In terms of Gross Domestic Product per capita, Singapore ranks among the top ten out of 225 countries. As one of Asia’s Four Tigers, it has a vibrant economy that depends on exports and refining imported goods making it the world’s fourth leading financial center.
House Hunting in Singapore
When planning to live in Singapore or in any place outside your home country for that matter, it is best to find out as much about the place as possible to prepare yourself for your eventual move-in date. Here are some tips for moving out of your home country and living in Singapore.
First, make an analysis of the cost of living in Singapore.
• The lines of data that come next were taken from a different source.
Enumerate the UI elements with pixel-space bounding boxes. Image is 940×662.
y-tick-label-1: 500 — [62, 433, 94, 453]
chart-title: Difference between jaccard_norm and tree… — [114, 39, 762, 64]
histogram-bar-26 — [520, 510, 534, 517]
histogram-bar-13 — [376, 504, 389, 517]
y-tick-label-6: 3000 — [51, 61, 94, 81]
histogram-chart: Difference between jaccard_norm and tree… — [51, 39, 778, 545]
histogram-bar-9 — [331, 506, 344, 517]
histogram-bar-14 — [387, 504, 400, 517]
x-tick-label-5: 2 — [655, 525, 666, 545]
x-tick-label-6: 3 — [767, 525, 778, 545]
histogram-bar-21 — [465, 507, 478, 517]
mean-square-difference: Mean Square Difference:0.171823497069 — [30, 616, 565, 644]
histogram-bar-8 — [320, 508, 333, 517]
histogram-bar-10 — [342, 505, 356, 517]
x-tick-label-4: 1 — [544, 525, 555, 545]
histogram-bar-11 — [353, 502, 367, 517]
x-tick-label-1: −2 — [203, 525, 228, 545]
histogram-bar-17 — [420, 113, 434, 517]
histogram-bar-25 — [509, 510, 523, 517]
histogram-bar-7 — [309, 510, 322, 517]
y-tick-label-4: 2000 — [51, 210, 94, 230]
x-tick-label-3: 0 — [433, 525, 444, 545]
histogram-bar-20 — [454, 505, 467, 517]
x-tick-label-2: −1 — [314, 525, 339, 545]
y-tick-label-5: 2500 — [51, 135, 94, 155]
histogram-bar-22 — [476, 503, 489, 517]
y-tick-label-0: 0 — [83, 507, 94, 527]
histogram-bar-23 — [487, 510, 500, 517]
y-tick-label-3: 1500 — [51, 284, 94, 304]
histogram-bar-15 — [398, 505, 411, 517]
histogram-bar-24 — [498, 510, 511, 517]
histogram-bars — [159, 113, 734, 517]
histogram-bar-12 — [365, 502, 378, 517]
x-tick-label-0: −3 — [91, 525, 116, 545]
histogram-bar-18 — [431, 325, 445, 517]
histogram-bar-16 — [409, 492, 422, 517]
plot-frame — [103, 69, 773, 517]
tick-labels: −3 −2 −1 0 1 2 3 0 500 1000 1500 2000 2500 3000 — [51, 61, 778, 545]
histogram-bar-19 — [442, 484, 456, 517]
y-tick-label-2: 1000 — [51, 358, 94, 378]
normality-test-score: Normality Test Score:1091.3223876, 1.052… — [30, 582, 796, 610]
It is a relatively expensive place to live in, if you’re from a poorer country as most of the other Asian countries are. If you are coming in from Europe or the USA, the low taxes in Singapore will enable you to live the life you are accustomed to, or even better! If you have a job waiting for you, you can easily get your application for an employment pass endorsed with the help of the company whom you will be working for.
House hunting is obviously the first thing you’ll do once you arrive at one of your hotels in Singapore. There is a wide choice of living accommodations available for all types of budgets.
The HDB flat, a public housing service of the government, is the most affordable housing you can get. Unlike in other countries though, where public housing is generally for the poor, middle- and upper middle-income people in Singapore live here. HDB flats are located inside housing villages, which are autonomous in themselves. They have schools, groceries, clinics and gyms inside, making them similar to small towns.
Serviced apartments are suitable options for short-term stays while you are choosing between renting or buying your residential quarters. Aside from the common recreation and other facilities, serviced apartments also offer cleaning service, laundry and room services as well. These value-added features make them a popular choice of housing among expats.
Whatever you decide on, the cost of rental or purchase of housing accommodations depends largely on its location, size, amenities and the quality of the materials used in the building. Districts 9, 10 and 11 are centrally located and access to the shopping center that is Orchard Road is easy while Districts 1 and 2 are in the area of the Central Business District. Rental or purchase of housing spaces here is pricey. A convenient option is to live in the suburbs, like most Singaporeans do.
There are property guides and online property listings that will help you in choosing a place where you will be comfortable and where your needs will be met. Consider the distance to the nearest MRT or supermarket or clinic when you choose the place you will live in. Check too for its proximity to your place of work or to your children’s school. A good tip is to search online for such places a month before you leave for Singapore. Read forums and ask friends to look up housing places for you so things will be much easier when you do get to Singapore.
A Guide to Customs and Etiquette
Because of the diverse ethnic groups living in Singapore, this tiny city-state has more cultures than other large countries. Thus, customs and etiquette can be quite confusing for the newcomer. What works for the Chinese may not work for the Malay or Indian. A rule of thumb would be to maintain courtesy and politeness in all your business and personal dealings at all times. When in doubt, be on the conservative side in attire and behavior; the western way of dressing is common and good manners are universal.
There are many reading materials available on Singaporean etiquette and reading up on them will definitely help you determine your social and business actions when you will be living in Singapore.